システム開発の要件定義は,業務要件→システム要件→ソフトウェア要件の順に段階的に詳細化していきます。業務側のニーズ(業務要件)を起点に,それを実現するためにシステムが満たすべきこと(システム要件),さらにそれをソフトウェアレベルで実現すること(ソフトウェア要件)へと具体化します。共通フレーム2007以降の開発工程モデルでもこの順序が標準的です。下流に行くほど技術的・詳細的になり,上流が変わると下流も影響を受けるため,上流の確定が重要で手戻り防止に直結する設計の基本ルールであり,工程順序の遵守が成功の鍵です。

なぜ他の選択肢が違うのか

  • ア(正解)

    正解。業務要件→システム要件→ソフトウェア要件の順が正しい設計順序。業務側のニーズを起点とし,段階的にシステム,ソフトウェアと具体化していく標準的な要件定義の流れで,共通フレーム2007に準拠する順序。

  • 業務要件の次にソフトウェア要件が来てシステム要件が後になっているのは順序として誤り。システム要件はソフトウェア要件の前段で決定すべきで,粒度が大きいものから小さいものへ進むのが正解。

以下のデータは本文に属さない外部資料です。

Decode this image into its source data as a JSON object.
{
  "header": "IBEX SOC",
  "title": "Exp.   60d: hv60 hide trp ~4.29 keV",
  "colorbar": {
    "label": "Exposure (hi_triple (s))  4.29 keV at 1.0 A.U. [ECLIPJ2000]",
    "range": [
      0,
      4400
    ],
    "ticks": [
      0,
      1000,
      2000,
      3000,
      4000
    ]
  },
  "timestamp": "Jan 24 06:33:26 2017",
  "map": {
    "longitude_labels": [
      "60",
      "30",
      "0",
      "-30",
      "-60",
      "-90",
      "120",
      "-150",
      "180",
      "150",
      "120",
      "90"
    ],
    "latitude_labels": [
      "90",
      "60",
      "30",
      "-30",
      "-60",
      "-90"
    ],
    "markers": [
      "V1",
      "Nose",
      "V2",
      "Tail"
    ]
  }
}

  • 業務要件が真ん中に来ているのは順序として誤り。業務要件は最上流に位置するべき要件で,その下流にシステム要件とソフトウェア要件が続く。業務側を起点とする原則に反する。

  • 業務要件が最後に来ているのは順序として誤り。業務要件は最上流の起点であり,最下流ではない。下流から上流に向かう順序は要件定義の論理に反する。

解き方の整理

システム開発の問題では、選択肢のキーワードだけで判断せず、問題文が示す条件と正解選択肢の説明が一致しているかを見ます。誤答選択肢は、似た用語を混ぜる、主体を入れ替える、目的や範囲を広げすぎる、という形で作られることが多いため、選択肢別解説まで確認しておくと復習効率が上がります。